Savaştepe Köy Enstitüsü kuruluş öyküsünü halam torunu Nadir Özmeral ile birlikte dinledik. Notlar aldık. Eski bildiklerimizle yeni bilgileri birbirine harman ettik. İlk harcın konulmasını , rahmetli eniştemden dinlediğim gibi olduğunu duyunca rahatladım. Çünkü bir vidyo izlemiştim , kimin yaptığını bilmediğim , Savaştepe Köy Enstitüsünün kuruluşunu anlatıyorlardı. Kurucu müdür , Sıtkı Akkay , sanki hemen gelip burada okulu kurmuş , iki inek , birkaç baş koyun ile işe başlanmış gibi anlatılıyordu. Gerçeğini bilip , anlatamamanın sıkıntısını yaşıyordum. Yeğenim Nadir Özmeral bu konuyu yazdı. Çeşitli yerlerde paylaşıldı. Kişisel bir yazı olmaktan öteye gidemedi. Büyük kitlelere ulaştıramadık. Benim yazacaklarım ile yeğen Nadir’in yazdıkları aynıdır. O nedenle ben kısaca geniş ailemizin , köklerimizin buluşmasının da bu kuruluştaki katkısını anlatmak amacıyla bunları yazdım.
***
Dayımız Cevdet Dikmeoğlu anlatıyor.
Nadir Özmeral vidyosunu çekiyor, ben notlar alıyorum.
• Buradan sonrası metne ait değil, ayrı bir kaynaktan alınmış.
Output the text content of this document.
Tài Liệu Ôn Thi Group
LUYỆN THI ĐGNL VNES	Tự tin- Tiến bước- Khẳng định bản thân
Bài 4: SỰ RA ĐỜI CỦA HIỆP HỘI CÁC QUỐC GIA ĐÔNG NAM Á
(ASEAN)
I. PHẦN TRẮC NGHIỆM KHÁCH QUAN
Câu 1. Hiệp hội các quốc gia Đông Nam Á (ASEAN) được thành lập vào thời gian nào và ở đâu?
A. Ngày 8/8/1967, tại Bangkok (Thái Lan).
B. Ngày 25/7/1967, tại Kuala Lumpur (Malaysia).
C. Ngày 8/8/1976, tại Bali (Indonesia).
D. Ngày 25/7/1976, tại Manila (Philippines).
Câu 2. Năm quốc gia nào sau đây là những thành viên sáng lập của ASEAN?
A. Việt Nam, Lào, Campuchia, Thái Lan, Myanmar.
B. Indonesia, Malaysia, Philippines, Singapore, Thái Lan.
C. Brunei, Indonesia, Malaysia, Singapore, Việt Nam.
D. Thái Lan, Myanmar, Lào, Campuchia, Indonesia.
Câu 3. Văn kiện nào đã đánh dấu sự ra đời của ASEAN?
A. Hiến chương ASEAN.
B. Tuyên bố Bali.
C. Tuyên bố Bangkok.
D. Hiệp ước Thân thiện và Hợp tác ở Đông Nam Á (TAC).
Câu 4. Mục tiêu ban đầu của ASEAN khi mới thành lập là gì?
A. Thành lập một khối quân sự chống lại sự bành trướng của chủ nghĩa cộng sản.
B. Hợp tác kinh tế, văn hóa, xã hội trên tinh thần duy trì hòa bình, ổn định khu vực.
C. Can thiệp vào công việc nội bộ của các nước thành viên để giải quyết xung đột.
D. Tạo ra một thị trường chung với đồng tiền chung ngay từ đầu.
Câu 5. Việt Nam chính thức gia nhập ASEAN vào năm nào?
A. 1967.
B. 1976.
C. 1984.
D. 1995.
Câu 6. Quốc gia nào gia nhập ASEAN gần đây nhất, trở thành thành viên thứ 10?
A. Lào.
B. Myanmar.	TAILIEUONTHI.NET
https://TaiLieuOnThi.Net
Nadir Özmeral’in anlatımı…
Yıl 1939 bahar ayları.
Savaştepe meydanında ulu çınar vardır ve Çınarlı Kahve bilinen adı ile Çınaraltı.
Çınarın gölgesi altında insanlar oturmuş çay / kahve içip sohbet ediyorlar.
Dedem İsmail Dikmeoğlu merkez camide ikindi namazını kılmış zaten yanyana olan kahveye doğru yürümektedir. Bir yabancı Çınaraltı’nda yalnız başına oturmaktadır. Yanına yaklaşır.
-Hoşgeldin yabancı .
-Hoşbuldum.
-Hayırdır, nerden geldin ? Yardımcı olacağım bir şey var mı ?
Başlar anlatmaya.
– Benim adım Sıtkı Akkay. Milli Eğitim Bakanlığı görevlendirdi beni. Bir aydır Manisa tarafındaydım. Okul yeri araştırdım , ama bir sonuç alamadım. Trene bindim Ankara’ya dönüyordum tren SAVAŞTEPE’de durdu.
Çok beğendim, yemyeşil huzur dolu bir yer ve indim trenden şansımı deneyeyim dedim.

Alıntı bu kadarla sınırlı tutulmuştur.